My takeaways are that I will continue to try an engage via text... .BUT...
What is the topic or issue? Once there is deviation I need to take a breath and decided to ignore or attempt a redirect.
Do I see a resentment or an "opinion" on the Bible or religious views? FF pulls ejection handle
I think you remember the question I've asked myself and suggested you ask yourself: "What possible good can come of this?"
Here's my take about texting with somebody who is prone to emotional overreactions and games (i.e. you with your wife):
Texting about simple logistical matters is reasonable, safe, and effective. (dog food, where a key is, what time somebody will be home for a meal, where kids need to be picked up.)
Texting cuts all the non-verbal cues out. Whether you are being validating or invalidating is kinda hard to figure out from there, and if your wife is LOOKING for one she'll find it there.

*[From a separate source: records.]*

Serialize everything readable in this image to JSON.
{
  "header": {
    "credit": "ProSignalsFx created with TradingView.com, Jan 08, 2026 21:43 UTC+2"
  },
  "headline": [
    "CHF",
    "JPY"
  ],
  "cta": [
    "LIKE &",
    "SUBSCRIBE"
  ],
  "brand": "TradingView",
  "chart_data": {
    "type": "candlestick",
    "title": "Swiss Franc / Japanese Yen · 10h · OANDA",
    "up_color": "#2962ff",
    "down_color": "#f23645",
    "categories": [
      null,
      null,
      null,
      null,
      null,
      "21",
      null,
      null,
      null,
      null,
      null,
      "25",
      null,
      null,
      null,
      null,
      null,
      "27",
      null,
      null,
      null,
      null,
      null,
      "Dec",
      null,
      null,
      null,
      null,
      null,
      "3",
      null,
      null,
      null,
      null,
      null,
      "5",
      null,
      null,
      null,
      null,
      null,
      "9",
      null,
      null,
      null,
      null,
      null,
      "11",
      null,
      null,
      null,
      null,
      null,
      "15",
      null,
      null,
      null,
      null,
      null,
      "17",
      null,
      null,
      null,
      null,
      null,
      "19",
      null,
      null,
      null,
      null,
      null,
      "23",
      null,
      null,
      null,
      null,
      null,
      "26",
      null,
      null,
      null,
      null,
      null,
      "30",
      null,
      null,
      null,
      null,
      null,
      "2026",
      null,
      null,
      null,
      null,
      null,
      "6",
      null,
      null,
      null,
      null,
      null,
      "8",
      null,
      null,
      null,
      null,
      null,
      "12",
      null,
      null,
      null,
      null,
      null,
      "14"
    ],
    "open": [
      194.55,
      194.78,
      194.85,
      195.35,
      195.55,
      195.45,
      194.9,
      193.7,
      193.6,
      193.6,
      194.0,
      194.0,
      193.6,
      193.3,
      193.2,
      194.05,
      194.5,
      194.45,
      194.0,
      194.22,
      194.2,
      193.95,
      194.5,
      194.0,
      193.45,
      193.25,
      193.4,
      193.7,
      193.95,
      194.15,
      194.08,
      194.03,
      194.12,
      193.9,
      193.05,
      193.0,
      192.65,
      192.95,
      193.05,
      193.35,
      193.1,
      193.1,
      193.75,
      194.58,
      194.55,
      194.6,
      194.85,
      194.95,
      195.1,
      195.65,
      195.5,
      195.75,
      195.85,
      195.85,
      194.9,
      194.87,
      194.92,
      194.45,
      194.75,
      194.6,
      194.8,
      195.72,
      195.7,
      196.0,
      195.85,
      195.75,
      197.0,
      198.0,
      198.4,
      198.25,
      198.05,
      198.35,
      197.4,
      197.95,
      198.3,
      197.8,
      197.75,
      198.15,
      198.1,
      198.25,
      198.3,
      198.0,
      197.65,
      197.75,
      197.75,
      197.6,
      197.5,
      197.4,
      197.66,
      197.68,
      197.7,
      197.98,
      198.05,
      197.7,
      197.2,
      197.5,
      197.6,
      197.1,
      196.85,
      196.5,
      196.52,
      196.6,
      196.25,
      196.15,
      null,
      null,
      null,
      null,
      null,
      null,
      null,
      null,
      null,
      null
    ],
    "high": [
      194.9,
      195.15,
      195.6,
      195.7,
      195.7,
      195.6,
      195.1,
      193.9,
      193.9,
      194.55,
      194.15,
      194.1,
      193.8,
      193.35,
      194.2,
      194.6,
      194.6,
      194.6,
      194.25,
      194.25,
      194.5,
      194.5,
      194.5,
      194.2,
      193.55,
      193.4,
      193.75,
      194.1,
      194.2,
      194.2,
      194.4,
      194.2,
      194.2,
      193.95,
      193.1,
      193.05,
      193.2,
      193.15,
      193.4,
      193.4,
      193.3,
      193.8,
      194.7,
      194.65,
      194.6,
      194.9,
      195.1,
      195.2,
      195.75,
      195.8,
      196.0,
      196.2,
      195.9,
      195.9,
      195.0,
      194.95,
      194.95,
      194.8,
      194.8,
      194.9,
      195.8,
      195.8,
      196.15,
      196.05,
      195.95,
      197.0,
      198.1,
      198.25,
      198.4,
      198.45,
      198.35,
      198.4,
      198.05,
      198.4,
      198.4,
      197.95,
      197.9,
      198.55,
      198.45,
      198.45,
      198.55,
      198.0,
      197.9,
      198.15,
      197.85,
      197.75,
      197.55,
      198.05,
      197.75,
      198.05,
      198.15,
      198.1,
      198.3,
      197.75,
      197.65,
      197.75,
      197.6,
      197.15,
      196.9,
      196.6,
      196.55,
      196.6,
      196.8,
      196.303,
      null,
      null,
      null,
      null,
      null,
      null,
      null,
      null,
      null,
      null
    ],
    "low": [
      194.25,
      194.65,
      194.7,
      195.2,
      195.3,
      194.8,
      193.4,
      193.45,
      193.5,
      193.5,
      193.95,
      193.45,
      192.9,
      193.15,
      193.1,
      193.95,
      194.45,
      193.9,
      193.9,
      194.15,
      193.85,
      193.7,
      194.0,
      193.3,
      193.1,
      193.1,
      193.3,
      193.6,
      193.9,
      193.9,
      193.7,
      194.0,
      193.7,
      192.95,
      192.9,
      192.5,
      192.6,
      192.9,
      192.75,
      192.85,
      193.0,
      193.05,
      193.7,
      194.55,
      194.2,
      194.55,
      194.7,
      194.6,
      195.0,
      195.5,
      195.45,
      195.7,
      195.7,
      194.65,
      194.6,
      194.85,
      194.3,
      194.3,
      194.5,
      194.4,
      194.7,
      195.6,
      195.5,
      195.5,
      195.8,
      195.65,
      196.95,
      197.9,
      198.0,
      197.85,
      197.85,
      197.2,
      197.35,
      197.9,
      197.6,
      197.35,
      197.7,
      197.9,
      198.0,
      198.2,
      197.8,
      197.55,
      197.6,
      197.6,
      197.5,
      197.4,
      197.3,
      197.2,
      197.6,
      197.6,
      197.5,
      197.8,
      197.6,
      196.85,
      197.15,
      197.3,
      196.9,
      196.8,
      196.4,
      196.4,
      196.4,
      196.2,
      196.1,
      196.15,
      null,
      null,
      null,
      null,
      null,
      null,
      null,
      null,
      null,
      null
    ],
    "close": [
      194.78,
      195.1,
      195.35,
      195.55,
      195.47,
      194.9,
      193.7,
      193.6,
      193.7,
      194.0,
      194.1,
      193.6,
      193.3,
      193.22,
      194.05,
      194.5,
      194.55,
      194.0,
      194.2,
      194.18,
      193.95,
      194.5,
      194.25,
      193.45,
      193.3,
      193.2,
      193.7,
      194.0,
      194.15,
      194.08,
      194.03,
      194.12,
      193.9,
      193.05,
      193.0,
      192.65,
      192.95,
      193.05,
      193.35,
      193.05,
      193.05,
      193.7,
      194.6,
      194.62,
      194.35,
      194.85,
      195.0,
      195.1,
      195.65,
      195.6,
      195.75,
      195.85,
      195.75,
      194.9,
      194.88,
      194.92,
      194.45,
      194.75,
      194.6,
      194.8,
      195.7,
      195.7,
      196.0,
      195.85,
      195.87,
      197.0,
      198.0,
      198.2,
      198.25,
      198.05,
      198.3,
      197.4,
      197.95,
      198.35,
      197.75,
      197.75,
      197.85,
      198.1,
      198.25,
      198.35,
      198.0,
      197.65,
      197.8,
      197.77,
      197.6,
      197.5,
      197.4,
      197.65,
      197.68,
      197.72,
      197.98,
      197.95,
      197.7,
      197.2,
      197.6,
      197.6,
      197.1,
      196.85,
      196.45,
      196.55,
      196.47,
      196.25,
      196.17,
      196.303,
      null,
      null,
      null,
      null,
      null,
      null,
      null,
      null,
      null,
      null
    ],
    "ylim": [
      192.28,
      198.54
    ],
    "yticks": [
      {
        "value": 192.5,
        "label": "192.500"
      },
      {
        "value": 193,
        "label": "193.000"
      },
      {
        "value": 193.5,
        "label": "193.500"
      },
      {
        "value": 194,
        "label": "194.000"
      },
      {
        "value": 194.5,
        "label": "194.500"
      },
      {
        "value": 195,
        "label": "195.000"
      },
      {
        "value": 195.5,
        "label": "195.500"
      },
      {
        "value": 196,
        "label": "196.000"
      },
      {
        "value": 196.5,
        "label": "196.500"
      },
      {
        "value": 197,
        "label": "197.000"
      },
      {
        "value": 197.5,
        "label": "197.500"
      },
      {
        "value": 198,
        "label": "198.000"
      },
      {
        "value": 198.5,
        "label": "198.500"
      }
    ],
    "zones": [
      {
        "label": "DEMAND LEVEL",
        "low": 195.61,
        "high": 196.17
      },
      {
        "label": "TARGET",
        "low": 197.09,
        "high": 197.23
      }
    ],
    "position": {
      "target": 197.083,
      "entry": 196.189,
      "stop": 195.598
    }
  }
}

In person, when you are sincere and caring, that shows through, and she notices.
In person, she gives you all kinds of non-verbal cues about her mental/emotional state as well.
I suggest you avoid loaded topics -- relationship issues, theological debates (which your wife seems to use as a way of dealing with relationship issues), serious questions about child raising, or issues about what her FOO is doing, etc.
Save them for in person, or if it won't wait, talk voice on the phone.
Can you think of any instance where that went WELL by text message?